Due to unknown ancestry of the collection and the sharing of germplasm among countries, geographic affinities described by clustering procedures require judicious appraisal. As this data set expands with the addition of polymorphic allozyme coding loci and their linkage relations are estimated, a more accurate depiction of relationships will be possible.

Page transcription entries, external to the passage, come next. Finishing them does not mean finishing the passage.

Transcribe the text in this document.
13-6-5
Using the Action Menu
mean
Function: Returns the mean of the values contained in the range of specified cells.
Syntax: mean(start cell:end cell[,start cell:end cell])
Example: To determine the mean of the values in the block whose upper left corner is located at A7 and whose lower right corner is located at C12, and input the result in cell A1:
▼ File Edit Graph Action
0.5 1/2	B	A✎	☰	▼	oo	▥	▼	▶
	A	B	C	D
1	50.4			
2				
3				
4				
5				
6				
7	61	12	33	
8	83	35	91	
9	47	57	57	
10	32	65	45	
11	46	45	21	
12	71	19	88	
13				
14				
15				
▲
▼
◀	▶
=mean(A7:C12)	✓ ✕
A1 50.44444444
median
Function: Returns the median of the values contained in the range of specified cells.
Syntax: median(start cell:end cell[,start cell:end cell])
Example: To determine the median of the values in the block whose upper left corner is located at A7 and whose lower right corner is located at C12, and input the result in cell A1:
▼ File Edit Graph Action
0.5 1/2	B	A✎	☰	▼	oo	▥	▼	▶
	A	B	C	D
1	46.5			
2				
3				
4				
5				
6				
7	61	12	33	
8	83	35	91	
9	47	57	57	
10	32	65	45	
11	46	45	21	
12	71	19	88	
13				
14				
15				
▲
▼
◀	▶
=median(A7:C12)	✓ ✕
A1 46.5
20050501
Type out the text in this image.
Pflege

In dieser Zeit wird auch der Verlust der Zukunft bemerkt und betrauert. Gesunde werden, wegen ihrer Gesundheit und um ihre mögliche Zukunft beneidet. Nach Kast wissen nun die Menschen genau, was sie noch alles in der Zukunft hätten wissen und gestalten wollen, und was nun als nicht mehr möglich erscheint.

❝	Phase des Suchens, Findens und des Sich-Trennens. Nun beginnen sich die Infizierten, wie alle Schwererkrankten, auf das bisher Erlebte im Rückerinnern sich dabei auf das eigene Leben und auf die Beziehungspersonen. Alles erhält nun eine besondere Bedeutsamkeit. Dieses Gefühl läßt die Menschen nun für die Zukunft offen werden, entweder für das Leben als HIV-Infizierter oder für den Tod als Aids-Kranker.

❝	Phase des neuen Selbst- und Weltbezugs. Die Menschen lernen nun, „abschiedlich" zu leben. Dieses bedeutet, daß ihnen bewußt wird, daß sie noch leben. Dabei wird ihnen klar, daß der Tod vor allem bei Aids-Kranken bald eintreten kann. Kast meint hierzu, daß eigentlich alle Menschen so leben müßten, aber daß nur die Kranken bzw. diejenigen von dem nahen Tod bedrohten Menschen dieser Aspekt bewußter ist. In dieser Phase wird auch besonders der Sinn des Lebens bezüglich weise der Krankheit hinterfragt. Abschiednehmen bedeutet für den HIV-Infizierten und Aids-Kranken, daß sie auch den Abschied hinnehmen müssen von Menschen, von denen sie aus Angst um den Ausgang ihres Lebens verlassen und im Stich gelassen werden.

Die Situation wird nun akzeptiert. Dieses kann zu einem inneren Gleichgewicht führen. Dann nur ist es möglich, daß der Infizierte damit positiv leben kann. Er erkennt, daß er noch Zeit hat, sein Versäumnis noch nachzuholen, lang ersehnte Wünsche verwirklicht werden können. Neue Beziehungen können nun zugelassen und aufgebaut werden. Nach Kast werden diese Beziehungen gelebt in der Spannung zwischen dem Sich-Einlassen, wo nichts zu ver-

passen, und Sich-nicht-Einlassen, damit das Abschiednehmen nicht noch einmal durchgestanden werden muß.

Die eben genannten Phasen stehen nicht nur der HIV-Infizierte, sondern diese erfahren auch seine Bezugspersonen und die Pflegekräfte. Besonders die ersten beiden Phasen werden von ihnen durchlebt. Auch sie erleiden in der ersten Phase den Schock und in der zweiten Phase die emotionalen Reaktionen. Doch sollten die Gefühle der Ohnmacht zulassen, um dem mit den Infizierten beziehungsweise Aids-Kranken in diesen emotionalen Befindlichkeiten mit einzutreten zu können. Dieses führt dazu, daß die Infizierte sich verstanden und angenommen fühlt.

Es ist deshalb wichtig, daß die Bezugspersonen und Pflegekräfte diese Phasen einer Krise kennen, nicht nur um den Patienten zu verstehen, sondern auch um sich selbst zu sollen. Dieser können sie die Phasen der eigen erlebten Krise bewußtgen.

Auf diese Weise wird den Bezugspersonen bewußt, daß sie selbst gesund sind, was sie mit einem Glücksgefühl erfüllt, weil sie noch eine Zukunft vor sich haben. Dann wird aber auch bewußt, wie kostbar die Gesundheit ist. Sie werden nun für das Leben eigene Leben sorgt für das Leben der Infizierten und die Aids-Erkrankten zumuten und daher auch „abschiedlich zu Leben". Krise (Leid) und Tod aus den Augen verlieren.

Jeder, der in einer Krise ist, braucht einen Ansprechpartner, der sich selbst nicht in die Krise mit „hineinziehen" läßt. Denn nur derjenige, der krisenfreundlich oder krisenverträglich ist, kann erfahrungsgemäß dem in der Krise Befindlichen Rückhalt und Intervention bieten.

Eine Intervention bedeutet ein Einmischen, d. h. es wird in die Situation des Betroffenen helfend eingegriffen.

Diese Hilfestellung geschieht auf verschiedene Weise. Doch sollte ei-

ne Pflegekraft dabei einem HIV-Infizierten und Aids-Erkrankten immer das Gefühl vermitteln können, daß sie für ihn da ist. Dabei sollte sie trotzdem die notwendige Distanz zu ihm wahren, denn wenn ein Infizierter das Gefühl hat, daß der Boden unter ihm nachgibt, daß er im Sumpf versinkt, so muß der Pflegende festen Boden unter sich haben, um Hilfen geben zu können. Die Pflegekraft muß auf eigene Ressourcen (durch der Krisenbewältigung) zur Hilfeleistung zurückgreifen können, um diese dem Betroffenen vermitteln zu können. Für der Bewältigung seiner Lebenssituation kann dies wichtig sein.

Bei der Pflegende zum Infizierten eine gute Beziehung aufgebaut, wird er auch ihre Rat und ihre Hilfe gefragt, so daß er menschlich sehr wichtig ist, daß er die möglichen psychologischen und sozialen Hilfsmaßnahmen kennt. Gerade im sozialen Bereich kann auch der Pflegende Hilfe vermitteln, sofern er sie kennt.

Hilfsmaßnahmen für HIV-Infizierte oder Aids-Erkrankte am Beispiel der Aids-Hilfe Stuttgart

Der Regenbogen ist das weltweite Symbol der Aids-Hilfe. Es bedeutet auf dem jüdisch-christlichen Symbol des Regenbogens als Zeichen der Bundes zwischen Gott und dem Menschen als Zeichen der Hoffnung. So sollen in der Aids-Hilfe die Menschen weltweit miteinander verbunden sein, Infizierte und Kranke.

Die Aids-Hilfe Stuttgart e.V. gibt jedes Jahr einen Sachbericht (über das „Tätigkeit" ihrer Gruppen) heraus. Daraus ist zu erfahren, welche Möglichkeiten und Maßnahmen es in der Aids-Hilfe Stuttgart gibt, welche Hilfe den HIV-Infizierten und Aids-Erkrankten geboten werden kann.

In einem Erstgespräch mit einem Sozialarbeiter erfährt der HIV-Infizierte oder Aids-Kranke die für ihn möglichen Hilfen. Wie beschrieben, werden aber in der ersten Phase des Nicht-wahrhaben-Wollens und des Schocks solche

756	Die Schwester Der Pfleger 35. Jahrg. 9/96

Figure 1. Cluster analysis (compact linkage method) of Cucumis sativus L. plant introductions grouped by country using 18 enzymes loci as framing criteria.

MAXIMUM LINKAGE DISTANCE

figure 1

 

Figure 2. Cluster analysis (compact linkage method) of Cucumis sativus L. plant introductions grouped by country using 14 allozyme coding loci as framing criteria.

MAXIMUM LINKAGE DISTANCE

figure 2

Table 1. A partial listing of Cucumis sativus plant introductions (PIs) listed by overall variability as determined by the first principal component (Prin1) from a principal component analysis of 14 biochemical loci.z

PI accession Source Prin 1
432851 People’s Republic of China -10.1509
432854 People’s Republic of China -7.0065
432858 People’s Republic of China -6.2700
321007 Taiwan -5.8088
390243 Japan -5.8088
390246 Japan -5.8088
390257 Japan -5.8088
430585 People’s Republic of China -5.8088
432850 People’s Republic of China -5.8088
432853 People’s Republic of China -5.8088
458855 Soviet Union 2.2471
227013 Iran 2.2914
257286 Spain 2.3130
164734 India, sativus 2.3177
211984 Iran 2.3904
169353 Turkey 2.4774
292012 Israel 2.4774
344434 Iran 2.4774
344444 Iran 2.4774
458856 Soviet Union 2.4774

z Values for Prin1 indicate relative overall isozyme variability for a PI in ascending order. PIs with similar values for Prin1 are similar with respect to isozyme phenotypes.

Literature Cited

  1. Knerr, L. D. and J. E. Staub. 1992. Inheritance and linkage relationships of allozyme-coding loci in cucumber (Cucumis sativus L.). Theor. Appl. Genet. (submitted).
  2. Knerr, L. D., J. E. Staub, J. D. Holder and B. P. May. 1989. Genetic diversity in Cucumis sativus L. assessed by variation at 18 allozyme coding loci. Theor. Appl. Genet. 78:119-128.